The Biden campaign said in a statement that after reviewing the then-VP’s official schedules from the time no such meeting ever took place and reiterated its assertions that Biden engaged in no wrongdoing in carrying out U.S. foreign policy in Ukraine.
Facebook on Wednesday identified the Post story as potential misinformation and said it was limiting distribution of the article on its platform. Facebook policy communications director Andy Stone said on Twitter the Post story was “eligible to be fact checked by Facebook’s third-party fact checking partners” and that “In the meantime, we are reducing its distribution on our platform.” Stone later tweeted that the review was “part of our standard process to reduce the spread of misinformation.”
Twitter on Wednesday blocked users from tweeting the Post story, with an error message saying, “We can’t complete this request because this link has been identified by Twitter or our partners as being potentially harmful.” In addition, Twitter disabled the Post’s original tweets linking to the Hunter Biden story.
According to Twitter spokesperson, the company determined that the New York Post story violated the social media company’s hacked material policy, which bans “the use of our services to directly distribute content obtained through hacking that contains private information, may put people in physical harm or danger, or contains trade secrets.”
In an editorial, the New York Post, owned by Rupert Murdoch’s News Corp, lashed out at Facebook and Twitter’s decisions to curb distribution of the story.
“Censor first, ask questions later: It’s an outrageous attitude for two of the most powerful platforms in the United States to take,” the Post editorial said. “Facebook and Twitter are not media platforms. They’re propaganda machines.”
The paper also accused Stone, who joined Facebook in 2014, of “wear[ing] his own bias on his sleeve,” noting that the PR exec’s advertises in his Twitter bio that he previously worked for Democrats including former Sen. Barbara Boxer and the Democratic Congressional Campaign Committee.

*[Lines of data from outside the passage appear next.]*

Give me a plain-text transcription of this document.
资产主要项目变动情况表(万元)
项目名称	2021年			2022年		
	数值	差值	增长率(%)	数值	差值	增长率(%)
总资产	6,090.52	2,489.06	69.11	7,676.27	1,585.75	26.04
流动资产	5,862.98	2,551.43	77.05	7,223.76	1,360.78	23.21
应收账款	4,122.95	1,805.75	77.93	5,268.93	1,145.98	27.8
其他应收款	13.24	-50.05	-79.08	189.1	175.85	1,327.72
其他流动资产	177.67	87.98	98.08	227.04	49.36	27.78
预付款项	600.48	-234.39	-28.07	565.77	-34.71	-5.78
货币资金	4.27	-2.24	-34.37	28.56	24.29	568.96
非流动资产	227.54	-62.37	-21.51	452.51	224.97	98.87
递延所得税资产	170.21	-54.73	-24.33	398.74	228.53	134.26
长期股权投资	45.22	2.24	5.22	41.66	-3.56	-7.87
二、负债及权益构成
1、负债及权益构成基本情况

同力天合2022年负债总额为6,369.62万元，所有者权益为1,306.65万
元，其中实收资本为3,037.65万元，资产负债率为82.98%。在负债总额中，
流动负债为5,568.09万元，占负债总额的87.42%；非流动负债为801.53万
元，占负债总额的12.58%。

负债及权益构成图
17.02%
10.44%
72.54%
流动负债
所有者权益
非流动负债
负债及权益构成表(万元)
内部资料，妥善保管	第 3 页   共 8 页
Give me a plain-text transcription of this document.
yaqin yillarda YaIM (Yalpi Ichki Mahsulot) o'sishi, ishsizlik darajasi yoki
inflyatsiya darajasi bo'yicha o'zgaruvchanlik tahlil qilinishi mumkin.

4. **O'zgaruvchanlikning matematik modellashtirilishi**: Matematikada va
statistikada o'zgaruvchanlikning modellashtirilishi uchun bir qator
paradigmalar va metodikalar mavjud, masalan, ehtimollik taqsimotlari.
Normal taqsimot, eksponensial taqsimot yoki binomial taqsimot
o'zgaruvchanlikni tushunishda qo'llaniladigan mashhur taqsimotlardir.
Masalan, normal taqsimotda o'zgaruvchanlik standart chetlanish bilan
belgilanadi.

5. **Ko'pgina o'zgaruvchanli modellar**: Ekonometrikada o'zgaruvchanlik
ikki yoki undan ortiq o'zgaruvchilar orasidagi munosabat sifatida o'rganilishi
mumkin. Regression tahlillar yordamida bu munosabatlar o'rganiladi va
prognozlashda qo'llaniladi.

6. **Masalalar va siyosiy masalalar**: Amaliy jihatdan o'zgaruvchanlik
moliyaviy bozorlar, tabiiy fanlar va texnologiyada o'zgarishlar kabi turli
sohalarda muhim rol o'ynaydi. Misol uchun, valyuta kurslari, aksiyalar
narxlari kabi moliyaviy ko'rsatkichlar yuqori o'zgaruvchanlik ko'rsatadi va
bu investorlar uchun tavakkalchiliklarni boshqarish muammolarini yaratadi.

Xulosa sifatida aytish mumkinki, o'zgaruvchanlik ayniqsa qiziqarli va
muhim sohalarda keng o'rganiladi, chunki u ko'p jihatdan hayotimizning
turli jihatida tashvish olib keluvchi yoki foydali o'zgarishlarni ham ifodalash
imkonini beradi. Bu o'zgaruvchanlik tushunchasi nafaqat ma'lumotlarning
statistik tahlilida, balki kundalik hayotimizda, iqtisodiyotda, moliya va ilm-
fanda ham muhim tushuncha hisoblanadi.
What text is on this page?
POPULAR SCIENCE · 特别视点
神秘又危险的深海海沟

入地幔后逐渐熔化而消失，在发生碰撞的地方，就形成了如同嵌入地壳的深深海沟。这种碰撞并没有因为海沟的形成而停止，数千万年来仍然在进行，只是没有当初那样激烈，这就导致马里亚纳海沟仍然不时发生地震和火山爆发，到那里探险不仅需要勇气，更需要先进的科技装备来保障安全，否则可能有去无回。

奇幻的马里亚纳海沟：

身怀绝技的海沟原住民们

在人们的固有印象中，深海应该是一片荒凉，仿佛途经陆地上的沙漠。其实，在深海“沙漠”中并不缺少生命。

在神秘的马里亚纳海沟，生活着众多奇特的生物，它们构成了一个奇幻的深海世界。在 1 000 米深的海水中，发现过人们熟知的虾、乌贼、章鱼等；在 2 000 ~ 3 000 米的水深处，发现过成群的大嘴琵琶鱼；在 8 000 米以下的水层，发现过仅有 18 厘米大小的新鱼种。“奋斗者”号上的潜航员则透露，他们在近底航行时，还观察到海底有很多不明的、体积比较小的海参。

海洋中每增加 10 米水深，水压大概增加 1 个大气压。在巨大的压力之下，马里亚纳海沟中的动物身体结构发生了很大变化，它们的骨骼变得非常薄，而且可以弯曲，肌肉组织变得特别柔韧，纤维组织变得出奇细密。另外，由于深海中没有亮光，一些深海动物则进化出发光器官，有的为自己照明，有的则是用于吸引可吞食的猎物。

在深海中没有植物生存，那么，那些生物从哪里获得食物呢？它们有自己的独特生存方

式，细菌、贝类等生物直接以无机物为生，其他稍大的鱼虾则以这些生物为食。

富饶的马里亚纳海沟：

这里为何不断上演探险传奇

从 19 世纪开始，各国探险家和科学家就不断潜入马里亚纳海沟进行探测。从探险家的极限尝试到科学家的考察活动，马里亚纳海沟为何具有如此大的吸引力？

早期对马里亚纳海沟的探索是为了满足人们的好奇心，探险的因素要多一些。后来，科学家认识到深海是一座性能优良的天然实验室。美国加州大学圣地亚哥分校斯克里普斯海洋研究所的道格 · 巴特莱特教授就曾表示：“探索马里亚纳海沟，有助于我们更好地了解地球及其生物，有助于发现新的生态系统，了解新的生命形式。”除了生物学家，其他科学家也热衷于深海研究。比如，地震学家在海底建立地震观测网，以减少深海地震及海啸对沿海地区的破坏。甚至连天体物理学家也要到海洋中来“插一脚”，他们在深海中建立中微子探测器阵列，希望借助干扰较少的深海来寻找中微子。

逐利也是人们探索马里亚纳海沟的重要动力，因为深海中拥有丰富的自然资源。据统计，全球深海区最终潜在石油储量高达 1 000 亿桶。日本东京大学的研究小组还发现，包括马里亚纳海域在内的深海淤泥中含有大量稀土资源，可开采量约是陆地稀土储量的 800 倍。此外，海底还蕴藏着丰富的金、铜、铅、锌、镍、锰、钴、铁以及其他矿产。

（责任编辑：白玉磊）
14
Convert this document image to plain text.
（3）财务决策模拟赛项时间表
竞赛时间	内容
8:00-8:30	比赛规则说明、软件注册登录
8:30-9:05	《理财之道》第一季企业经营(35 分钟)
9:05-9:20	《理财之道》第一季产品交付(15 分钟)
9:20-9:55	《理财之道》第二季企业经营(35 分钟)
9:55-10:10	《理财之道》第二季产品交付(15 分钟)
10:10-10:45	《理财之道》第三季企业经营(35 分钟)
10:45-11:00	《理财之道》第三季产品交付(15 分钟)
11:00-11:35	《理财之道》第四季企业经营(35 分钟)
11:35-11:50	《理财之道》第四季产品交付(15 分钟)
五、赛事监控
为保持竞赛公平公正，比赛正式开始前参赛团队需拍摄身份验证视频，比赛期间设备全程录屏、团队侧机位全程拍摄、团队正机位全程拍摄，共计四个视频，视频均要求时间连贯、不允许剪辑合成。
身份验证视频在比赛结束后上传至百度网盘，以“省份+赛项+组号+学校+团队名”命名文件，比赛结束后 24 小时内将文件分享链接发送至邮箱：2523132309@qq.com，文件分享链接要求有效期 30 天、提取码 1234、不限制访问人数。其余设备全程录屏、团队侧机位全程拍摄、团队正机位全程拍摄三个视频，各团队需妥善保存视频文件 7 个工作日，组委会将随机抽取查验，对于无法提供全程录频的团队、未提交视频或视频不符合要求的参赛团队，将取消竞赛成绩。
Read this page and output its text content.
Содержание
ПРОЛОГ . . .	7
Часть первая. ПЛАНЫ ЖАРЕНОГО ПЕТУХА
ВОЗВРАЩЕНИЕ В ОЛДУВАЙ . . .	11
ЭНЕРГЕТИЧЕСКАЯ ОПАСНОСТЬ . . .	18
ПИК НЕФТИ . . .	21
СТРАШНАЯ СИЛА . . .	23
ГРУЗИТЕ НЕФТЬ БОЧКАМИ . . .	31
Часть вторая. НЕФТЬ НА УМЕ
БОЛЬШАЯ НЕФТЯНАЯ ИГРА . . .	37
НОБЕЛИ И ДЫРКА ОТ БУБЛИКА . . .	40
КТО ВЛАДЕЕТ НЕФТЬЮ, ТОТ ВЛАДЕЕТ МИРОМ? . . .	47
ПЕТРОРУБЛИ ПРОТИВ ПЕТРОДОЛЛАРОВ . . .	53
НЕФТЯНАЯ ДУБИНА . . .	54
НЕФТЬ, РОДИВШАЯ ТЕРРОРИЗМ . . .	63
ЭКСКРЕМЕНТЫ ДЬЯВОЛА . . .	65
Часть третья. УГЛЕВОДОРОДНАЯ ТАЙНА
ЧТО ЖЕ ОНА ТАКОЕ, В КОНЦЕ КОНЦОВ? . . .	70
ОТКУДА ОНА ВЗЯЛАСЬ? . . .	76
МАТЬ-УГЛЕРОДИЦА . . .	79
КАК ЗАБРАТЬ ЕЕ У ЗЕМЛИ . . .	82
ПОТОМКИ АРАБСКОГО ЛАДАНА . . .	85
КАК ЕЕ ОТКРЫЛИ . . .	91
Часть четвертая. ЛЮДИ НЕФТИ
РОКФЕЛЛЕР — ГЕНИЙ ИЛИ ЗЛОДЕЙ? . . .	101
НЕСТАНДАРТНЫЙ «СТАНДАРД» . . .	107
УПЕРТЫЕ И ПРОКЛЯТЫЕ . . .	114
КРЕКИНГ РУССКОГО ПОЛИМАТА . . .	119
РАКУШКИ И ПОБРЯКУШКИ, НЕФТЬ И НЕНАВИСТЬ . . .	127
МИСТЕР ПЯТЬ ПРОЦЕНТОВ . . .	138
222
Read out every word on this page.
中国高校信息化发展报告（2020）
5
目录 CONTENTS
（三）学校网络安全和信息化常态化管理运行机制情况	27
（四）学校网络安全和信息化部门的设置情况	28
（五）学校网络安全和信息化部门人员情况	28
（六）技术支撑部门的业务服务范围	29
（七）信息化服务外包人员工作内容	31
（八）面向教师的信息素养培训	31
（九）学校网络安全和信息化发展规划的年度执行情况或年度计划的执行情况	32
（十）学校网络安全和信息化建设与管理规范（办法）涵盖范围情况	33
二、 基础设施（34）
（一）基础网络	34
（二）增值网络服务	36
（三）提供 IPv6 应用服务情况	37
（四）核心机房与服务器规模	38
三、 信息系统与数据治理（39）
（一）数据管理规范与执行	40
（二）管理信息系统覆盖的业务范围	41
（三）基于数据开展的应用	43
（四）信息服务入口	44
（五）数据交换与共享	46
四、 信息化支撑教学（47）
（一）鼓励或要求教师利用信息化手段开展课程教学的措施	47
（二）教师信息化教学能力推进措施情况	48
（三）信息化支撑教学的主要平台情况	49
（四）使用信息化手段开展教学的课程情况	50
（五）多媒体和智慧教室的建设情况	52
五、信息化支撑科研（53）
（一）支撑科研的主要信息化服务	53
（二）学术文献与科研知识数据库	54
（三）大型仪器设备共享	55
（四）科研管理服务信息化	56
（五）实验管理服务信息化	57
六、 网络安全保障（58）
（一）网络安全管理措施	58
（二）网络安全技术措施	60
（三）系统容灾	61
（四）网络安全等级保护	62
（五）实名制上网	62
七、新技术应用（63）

In the original Hunter Biden story, the Post said the emails it reported were part of “massive trove” of data on a laptop that was left at a Delaware computer repair shop in 2019. The FBI seized the equipment after the shop’s owner alerted the agency to it. According to the Post, the computer shop owner first made a copy of the data on the laptop — and later handed that over to Giuliani lawyer Robert Costello. Ex-Trump adviser Steve Bannon, who has been indicted by federal prosecutors on fraud charges, informed the Post about laptop data “in late September.” On Sunday, per the Post, Giuliani provided the newspaper with a copy of the data.
Regarding Twitter’s citation of its hacked material policy in blocking tweets of the story, the Post in its editorial said, “Our story explains where the info came from, and a Senate committee now confirms it also received the files from the same source.” The Post also complained that neither Facebook or Twitter restricted the New York Times’ series of exposés on Donald Trump’s tax returns; the Times has asserted that the information “was legally obtained by reporters” but it has not revealed its sources so as to not “jeopardize” them.
A rep for Joe Biden’s presidential campaign said the New York Post never inquired about “critical elements of the story.” Specifically, the Post “never raised that Rudy Giuliani — whose discredited conspiracy theories and alliance with figures connected to Russian intelligence have been widely reported — claimed to have such materials,” Biden spokesman Andrew Bates said.
“Investigations by the press, during impeachment, and even by two Republican-led Senate committees whose work was decried as ‘not legitimate’ and political by a GOP colleague, have all reached the same conclusion: that Joe Biden carried out official U.S. policy toward Ukraine and engaged in no wrongdoing,” Bates said.